I still wonder that since there's not any restrictions (or losses) to force $z{sem}$ to be the semantic information how the network learns it? A bad situation may be that the semantic encoder always output all ones 512-dim vectors (or rubbish values), the stochastic DDIM minimize the DDIM loss by just ignore the $z{sem}$ passed from semantic encoder.
So the zsem is fixed to 11512, a vector? I used to think that since you use a CNN encoder, the zsem should be dependent on the H, W of input image. e.g. ab512 feature. So the former (11512) is what the paper used for zsem, no matter what the H & W is of the input image?
Indeed, zsem is a 1x1x512 vector regardless of the image size.
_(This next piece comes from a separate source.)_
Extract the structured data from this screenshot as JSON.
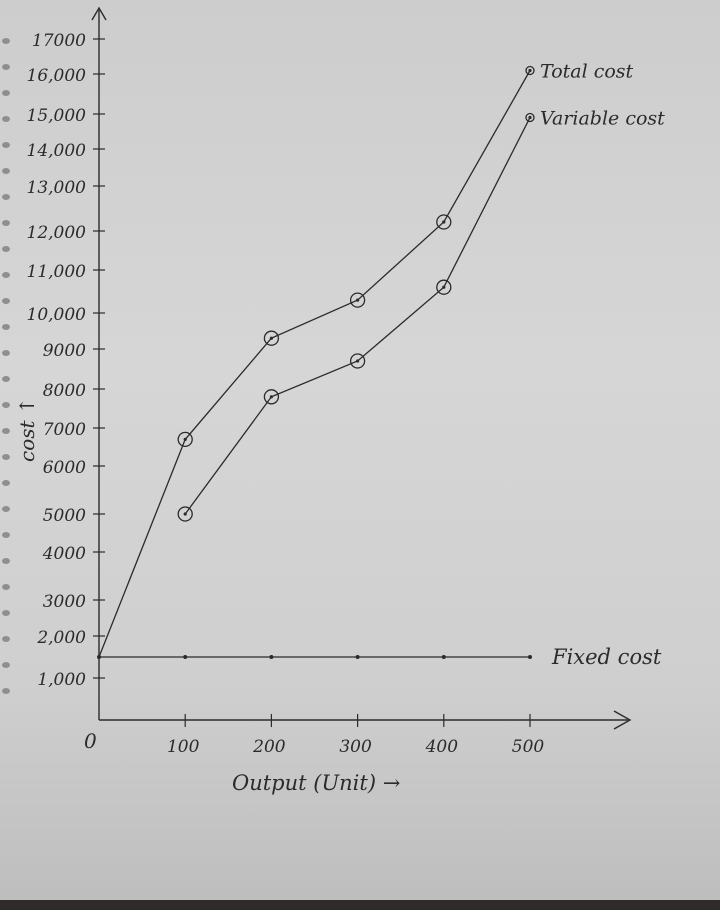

To keep zsem this size, you need to "scale" the encoder respectively to the image size, i.e. adding another block to downscale in the encoder to keep the zsem size intact.
It's not an iron-clad rule to have zsem of exactly this size though. However, there are some trade-offs. Image zsem with shape 4x4x512. zsem is now spatial. What's the problem of a spatial latent code? It no longer captures global semantics.
I still wonder that since there's not any restrictions (or losses) to force zsem to be the semantic information how the network learns it? A bad situation may be that the semantic encoder always output all ones 512-dim vectors (or rubbish values), the stochastic DDIM minimize the DDIM loss by just ignore the zsem passed from semantic encoder.
You hit the home run here! The best intuition I can offer is your pathological scenario is NOT likely to happen spontaneously. Why? Because the DDIM job is to denoise which would have been exponentially easier if the target image is known. A likely result is that the encoder is squeezed to capture something useful for denoising, hence, the results we have seen.
This is not proof though. We cannot rely on this intuition to guarantee that what works on face datasets would generalize to other datasets of different kinds.
how the autoencoder output vector aligns with semantic.
For this, you need to annotate your dataset. The idea is simple. We hypothesize that the learned "semantic" space is linear. Semantic is therefore a direction in that space (regardless of where you are in that space due to the linear assumption). You can derive these semantic directions in many ways. One of which is using a linear classifier trained on an attributed-annotated dataset. We trained linear classifiers on the CelebA-HQ dataset, in our case. You don't need to use the same dataset as the one used to trained the generative model.
Training DiffAE on a different dataset on a potentially different domain is easy. The hard part is to anticipate what you'll get. It's reasonable to assume that you'll get a good autoencoder with nice image compression capability. However, it's not a given that it will discover the same set of semantic as we humans see. Also, finding a semantic direction always requires labels on that dataset.
Hello! Nice work! May I ask a relatively stupid question about HOW $z{sem}$ is add to the UNet ? Let say h is the previous layer output. In your paper, such $z{sem}$ adding is like:
$out = Affine(z_{sem}) (h MLP_1(\phi _1 (t) ) + MLP_2 (\phi _2 (t)) )$
That is quite wired! Why choose a times operation here?
I found a different understanding of $z_{sem}$ adding:
$temp = (h * MLP_1(\phi _1 (t) ) + MLP_2 (\phi _2 (t)) )$
$Affine(z_{sem})=s, c$
$out = s * temp + c$
Is this understanding right?
I don't know the blue "times" in appendix figure 7 (a) mean. I suspect that it is not a "times" operation?